You already said you tried different Arima-models, but as mentioned by WaltS, your series don't seem to contain big outliers, but a seasonal-component, which is nicely captured by auto.arima() in the forecast package:
myTs <- ts(as.numeric(data[,2]), start=c(2008, 1), frequency=4)
myArima <- auto.arima(myTs, lambda=0)
myForecast <- forecast(myArima)
plot(myForecast)
where the lambda=0 argument to auto.arima() forces a transformation (or you could take log) of the data by boxcox to take the increasing amplitude of the seasonal-component into account.
The approach you are trying to use to cleanse your data of outliers is not going to be robust enough to identify them.

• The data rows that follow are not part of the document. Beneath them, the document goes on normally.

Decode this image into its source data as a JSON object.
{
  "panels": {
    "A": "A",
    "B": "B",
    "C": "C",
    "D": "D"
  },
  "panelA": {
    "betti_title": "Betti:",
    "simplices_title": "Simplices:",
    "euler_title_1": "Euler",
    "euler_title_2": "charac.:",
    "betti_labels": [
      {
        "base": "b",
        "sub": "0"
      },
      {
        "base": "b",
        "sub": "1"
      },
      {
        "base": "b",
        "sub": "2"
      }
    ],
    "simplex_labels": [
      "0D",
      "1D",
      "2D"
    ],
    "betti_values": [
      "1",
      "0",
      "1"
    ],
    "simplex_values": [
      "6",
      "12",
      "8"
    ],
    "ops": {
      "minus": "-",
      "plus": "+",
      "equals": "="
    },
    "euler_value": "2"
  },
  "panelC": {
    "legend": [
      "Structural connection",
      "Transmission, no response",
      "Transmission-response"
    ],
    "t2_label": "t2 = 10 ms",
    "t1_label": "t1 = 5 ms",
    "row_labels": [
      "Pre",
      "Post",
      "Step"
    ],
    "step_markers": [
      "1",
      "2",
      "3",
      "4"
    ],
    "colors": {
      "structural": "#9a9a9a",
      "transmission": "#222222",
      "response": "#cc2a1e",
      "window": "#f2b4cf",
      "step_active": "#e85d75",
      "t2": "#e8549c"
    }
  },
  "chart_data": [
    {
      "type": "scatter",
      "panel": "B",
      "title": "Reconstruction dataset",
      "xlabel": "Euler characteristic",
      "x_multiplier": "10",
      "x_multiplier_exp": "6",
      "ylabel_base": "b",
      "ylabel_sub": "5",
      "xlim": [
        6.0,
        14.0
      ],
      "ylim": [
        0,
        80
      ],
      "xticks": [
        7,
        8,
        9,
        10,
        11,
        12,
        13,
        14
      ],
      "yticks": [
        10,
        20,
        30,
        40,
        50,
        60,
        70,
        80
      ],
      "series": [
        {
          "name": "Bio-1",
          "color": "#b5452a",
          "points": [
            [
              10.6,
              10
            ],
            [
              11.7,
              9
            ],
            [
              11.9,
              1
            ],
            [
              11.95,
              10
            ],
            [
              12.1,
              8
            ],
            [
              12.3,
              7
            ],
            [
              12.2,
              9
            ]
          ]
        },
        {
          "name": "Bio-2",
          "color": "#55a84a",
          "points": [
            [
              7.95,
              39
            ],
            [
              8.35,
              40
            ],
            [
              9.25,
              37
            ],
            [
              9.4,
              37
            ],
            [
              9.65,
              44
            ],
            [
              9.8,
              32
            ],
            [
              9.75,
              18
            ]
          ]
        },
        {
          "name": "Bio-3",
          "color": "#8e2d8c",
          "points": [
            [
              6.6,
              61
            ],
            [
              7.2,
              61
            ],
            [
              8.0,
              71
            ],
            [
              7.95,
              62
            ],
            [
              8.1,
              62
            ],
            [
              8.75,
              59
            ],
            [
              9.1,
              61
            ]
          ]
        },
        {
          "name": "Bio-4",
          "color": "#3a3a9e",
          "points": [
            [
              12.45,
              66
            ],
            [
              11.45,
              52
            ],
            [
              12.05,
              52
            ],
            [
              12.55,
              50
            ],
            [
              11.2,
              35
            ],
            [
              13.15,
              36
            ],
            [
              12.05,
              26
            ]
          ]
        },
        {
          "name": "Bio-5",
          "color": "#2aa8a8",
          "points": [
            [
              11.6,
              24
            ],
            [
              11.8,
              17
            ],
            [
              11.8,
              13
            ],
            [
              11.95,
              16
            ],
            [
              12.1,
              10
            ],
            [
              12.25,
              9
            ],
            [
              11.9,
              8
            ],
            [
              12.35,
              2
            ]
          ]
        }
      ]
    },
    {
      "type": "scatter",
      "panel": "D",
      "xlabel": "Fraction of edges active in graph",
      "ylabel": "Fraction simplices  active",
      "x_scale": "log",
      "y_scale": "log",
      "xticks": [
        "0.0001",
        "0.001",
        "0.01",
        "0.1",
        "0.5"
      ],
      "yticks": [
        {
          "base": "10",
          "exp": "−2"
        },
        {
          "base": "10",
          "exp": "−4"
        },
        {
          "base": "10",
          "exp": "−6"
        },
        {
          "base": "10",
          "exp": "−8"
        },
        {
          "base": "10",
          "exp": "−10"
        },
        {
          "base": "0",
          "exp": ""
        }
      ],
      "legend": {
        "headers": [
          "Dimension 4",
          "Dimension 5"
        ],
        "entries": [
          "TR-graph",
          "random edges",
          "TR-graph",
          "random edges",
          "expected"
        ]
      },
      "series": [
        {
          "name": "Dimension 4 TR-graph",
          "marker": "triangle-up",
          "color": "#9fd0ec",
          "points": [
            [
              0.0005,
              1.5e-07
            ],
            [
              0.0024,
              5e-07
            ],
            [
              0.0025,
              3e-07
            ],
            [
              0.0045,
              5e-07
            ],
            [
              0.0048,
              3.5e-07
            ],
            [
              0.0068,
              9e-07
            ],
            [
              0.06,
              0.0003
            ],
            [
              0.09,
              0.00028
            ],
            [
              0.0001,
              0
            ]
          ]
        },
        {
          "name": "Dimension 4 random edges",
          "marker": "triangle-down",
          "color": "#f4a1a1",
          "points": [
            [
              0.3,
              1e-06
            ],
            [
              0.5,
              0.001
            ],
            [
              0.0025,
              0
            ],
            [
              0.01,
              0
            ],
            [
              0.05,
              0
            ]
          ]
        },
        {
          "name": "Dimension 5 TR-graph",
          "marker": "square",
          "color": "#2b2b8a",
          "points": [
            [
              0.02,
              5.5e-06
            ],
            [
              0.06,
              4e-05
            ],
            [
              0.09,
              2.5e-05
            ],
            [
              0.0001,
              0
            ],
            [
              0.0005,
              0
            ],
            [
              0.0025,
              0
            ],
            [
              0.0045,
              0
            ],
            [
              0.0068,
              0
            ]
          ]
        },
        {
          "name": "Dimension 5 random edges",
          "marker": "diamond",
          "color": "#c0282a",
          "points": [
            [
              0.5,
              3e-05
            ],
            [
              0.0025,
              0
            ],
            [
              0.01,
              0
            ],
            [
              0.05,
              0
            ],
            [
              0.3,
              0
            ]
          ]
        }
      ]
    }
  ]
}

I should add that there is a free outlier package in R called tsoutliers, but it won't do the things I am about to show you....
You have an interesting time series here. The trend changes over time with the upward trend weakening a bit. If you bring in two time trend variables with the first beginning at 1 and another beginning at period 14 and forward you will capture this change. As for seasonality, you can capture the high 4th quarter with a dummy variable. The model is parsimonios as the other 3 quarters are not different from the average plus no need for an AR12, seasonal differencing or 3 seasonal dummies. You can also capture the impact of the last two observations being outliers with two dummy variables. Ignore the 49 above the word trend as that is just the name of the series being modeled.